Most of the he’s too-busy meme has been absurd. But the always-smart Bill Galston, over at The New Republic, raises a more nuanced proposition here.

Galston notes that, unlike FDR, Obama doesn’t have the same clout in a more divided Congress and that FDR really did keep things focused on the economic emergency in his first months. Galston notes:

Roosevelt delayed most of the structural reforms that did not bear directly on the economic emergency. For example, he did not even propose a commission to consider social insurance until June of 1934. Social Security legislation was introduced six months later, in January 1935, and was not signed into law until August of that year, after the provisions relating to health care had been stripped out.

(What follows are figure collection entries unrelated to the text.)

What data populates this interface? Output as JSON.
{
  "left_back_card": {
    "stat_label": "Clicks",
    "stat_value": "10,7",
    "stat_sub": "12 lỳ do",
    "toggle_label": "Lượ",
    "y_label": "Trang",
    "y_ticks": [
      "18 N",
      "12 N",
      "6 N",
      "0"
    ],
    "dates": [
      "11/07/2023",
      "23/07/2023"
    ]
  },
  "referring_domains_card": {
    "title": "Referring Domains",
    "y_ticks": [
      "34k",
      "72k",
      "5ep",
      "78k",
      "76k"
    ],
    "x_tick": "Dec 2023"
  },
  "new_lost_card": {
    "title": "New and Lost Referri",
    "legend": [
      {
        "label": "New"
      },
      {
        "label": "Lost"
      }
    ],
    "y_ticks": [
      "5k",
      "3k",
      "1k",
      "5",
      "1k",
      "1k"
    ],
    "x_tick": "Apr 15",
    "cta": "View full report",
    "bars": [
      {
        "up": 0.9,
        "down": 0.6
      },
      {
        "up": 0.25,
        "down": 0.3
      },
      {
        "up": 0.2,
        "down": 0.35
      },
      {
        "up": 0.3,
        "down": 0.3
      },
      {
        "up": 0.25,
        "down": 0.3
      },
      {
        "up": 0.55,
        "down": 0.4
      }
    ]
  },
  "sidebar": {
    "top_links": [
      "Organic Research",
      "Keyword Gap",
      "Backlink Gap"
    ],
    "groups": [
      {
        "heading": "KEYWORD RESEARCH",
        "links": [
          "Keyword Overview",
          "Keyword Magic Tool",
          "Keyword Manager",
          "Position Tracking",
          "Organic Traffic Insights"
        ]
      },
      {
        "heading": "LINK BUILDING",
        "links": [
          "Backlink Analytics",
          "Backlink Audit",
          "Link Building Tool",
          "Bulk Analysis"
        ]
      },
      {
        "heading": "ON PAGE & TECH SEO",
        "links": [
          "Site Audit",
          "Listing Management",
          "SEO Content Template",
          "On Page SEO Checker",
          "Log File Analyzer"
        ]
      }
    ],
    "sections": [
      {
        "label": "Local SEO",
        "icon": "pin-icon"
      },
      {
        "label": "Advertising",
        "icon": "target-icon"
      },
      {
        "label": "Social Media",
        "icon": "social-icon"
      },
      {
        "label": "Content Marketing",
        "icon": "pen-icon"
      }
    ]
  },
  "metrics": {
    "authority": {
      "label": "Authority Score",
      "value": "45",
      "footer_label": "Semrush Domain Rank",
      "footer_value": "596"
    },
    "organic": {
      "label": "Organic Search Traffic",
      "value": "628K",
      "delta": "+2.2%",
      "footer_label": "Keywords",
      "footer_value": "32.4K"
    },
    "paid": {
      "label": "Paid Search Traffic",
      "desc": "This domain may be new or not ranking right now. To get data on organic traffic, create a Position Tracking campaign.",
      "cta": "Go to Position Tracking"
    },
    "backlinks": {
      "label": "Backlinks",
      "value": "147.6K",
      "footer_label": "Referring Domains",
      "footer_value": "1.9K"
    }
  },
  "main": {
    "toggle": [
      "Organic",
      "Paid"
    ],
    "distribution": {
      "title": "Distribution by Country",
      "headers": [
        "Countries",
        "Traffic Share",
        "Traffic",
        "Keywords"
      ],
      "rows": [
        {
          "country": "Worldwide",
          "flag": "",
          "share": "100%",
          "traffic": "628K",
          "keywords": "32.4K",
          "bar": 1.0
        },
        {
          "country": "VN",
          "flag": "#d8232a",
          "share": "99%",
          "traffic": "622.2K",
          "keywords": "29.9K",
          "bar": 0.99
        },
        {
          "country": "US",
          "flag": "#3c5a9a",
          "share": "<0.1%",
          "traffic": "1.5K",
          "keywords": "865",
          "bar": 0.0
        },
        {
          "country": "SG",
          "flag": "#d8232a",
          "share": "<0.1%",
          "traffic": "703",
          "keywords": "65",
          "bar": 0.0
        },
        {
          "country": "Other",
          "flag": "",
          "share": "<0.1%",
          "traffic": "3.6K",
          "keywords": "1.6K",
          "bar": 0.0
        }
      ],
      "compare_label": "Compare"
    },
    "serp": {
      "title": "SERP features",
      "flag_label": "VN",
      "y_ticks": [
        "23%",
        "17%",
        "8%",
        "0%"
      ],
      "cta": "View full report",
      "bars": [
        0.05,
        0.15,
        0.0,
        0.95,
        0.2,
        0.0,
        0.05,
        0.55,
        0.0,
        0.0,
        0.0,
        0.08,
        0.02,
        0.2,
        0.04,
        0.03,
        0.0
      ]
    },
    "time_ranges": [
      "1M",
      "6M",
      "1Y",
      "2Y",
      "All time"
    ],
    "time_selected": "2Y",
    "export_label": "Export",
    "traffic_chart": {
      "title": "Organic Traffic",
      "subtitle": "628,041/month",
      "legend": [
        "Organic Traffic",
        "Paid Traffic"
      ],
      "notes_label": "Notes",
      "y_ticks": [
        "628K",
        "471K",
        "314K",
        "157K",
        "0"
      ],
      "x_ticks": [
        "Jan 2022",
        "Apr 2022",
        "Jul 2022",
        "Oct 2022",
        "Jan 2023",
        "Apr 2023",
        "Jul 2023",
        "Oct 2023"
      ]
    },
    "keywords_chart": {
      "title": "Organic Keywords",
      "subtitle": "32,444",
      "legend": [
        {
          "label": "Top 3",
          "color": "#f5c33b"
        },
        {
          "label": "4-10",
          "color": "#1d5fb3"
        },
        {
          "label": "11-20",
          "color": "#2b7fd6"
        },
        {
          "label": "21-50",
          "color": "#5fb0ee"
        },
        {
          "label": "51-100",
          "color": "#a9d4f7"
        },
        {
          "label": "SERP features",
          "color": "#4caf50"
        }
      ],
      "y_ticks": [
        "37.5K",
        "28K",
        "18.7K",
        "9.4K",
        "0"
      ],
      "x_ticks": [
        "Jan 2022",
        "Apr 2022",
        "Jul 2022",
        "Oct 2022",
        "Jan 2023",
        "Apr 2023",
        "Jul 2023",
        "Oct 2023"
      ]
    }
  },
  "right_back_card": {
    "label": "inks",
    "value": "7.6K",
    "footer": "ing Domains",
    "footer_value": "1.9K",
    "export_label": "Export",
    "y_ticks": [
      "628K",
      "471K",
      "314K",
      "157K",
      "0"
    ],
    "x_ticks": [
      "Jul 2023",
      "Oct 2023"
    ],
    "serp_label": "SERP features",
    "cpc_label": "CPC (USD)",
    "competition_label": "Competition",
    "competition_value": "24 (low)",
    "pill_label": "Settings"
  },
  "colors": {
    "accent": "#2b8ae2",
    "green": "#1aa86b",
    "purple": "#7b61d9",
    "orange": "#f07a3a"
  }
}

Roosevelt organized his first term around two principles that the Obama administration would do well to ponder. First, he kept his (and the country’s) attention firmly fixed on a single task: ending the crisis of confidence and restarting economic activity. While he was more sensitive than previous presidents to the links among seemingly disparate issues, these interconnections in his view did not warrant trying to move on all fronts at once. The people and the Congress had to be brought along with an agenda and a narrative that they could understand.

Fair enough, but I think there’s a response to that, too.

First, distraction is a two-way street. Congress is constantly deviating from the economic emergency to deal with other stuff. I watched a fulsome debate on the transportation of chimpanzees and other primates the other day on C-SPAN. The House was taking up a bill in the wake of that chimp attack. It’s not reasonable to focus just on one branch of government.

Second, Obama is talking about a lot of things but he’s not sending up a torrent of legislation. There was the stimulus bill but everyone agreed there needed to be some kind of stimulus. He’s encouraged Congress to come up with a health care plan but he hasn’t forced a bill on them to consider. And besides is health care really a distraction? The facts show that you can’t get entitlement reform or any control over future red ink without it. Why wait?

Third, Congress is a much bigger institution than it was in 1933 or even 1977, the other example the Galston cites. Staffs are bigger, there’s more capacity to deal with more issues. If we have more of a logjam these days, it’s owing to the partisan redrawing of districts, the culture of lobbying and so on but not an innate inability of Congress to handle more than a few things at a time.

As I said originally, if Obama suddenly decides to immerse himself in an obscure border dispute or something truly far afield, he ought to be called out on it. But green energy, health care, education, and other things he’s pursuing all seem germane to the economy. You can disagree with them individually but it’s hard to chide their relevance to the crisis at hand.